A recent tweet pooh-poohed the transition from fossil fueled cars to EVs because the author claimed, even a million of them would only displace 20,000 barrels of imported oil. That figure did not pass the smell test. Let’s look closer.
Google says a barrel of imported Brent Crude costs about $66, at this writing, and a refinery can produce 20 gallons of gasoline from it. The rest of the barrel produces other hydrocarbon products. Here we are only concerned with cars and gasoline.
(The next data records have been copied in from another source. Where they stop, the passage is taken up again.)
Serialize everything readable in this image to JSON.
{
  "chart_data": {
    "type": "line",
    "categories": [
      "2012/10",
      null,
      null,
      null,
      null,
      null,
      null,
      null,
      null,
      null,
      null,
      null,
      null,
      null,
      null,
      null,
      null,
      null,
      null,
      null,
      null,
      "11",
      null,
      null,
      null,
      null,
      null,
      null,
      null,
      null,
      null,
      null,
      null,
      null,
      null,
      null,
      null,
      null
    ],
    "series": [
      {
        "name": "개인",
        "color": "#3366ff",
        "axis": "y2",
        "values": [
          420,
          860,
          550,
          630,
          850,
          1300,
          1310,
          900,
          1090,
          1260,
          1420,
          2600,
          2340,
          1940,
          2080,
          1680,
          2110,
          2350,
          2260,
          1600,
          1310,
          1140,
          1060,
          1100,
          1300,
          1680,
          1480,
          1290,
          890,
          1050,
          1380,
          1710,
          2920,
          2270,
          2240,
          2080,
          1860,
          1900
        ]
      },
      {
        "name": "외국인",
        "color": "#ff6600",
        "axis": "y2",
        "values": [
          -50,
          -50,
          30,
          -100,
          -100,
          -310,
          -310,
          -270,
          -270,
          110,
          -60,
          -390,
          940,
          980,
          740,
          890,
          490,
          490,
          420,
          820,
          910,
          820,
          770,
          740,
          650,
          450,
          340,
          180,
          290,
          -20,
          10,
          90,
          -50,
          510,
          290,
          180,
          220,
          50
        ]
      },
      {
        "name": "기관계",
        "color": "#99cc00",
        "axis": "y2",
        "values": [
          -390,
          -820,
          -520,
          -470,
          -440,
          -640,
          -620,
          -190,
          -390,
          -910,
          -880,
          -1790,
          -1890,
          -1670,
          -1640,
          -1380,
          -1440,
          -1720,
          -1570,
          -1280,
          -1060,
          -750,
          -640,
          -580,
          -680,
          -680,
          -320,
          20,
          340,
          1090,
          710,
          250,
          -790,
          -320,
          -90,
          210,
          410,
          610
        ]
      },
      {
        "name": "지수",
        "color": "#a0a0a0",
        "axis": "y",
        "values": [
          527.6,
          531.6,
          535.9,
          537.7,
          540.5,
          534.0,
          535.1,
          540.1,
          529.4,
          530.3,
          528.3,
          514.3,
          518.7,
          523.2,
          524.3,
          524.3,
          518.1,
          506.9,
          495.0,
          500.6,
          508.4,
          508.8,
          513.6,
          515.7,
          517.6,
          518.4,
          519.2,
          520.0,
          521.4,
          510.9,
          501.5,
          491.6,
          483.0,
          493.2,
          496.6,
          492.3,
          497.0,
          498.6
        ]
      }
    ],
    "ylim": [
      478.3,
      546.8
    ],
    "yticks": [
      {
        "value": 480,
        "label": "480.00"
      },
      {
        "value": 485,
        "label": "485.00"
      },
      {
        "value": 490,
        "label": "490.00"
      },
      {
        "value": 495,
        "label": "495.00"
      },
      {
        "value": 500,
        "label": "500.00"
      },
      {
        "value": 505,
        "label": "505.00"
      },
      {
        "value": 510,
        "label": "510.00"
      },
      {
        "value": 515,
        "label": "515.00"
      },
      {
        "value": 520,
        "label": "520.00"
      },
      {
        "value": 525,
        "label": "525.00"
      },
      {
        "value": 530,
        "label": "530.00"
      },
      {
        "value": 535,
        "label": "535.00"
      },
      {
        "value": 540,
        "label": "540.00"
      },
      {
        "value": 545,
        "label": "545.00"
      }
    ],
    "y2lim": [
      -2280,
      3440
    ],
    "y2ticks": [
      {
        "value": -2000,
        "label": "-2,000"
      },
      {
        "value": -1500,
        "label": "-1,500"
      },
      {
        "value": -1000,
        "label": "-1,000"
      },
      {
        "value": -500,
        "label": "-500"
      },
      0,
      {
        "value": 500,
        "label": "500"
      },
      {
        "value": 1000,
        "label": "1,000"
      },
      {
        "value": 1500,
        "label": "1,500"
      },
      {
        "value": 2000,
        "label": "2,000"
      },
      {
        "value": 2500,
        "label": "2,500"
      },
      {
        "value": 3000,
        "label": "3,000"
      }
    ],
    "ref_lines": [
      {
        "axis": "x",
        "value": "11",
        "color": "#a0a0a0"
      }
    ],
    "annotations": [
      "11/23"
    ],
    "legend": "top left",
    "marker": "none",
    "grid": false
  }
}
What’s more, let’s run this experiment in California where many people frequently commute long distances. Although reports say an average car gets 23.6 mpg and the average commute is about 28.9 minutes, let’s work on the right side of the bell curve, where commuters consume at least two gallons each day, not an unreal assumption. If a million of those drivers were to switch to EVs (California has 30 million registered vehicles) they would not burn:
Fsaved = 1,000,000 cars x 2 gal/car/day
Fsaved = 2,000,000 gallons/day
To produce those 2 million gallons of gasoline requires importing and refining:
Importbarrels = 2,000,000 gal / 20 gal/barrel
Importbarrels = 100,000 barrels of crude oil
So, our twitter cynic is wrong by a factor of five for long-distance commuters. But let’s not stop here. How many dollars will a million EVs keep from being exported? Online sources say the U.S. imports only 25% of its crude oil, about 10.1 million barrels/day. Quite reasonably, that would be the first to go if demand drops.
Cday = 100,000 barrels x $66/barrel
Cyear = $6,600,000/day x 365 day/year
So, ahem, $2.4 billion each year not spent on imported oil (sent out of the country) becomes a significant addition to the U.S. economy, and that figure is for every million EVs. Google says there are about 263 million cars in the U.S. so the upside to the transition is enormous. As they say, do the math.
The answer is clear as day: The future is electric and it’s powered by wind.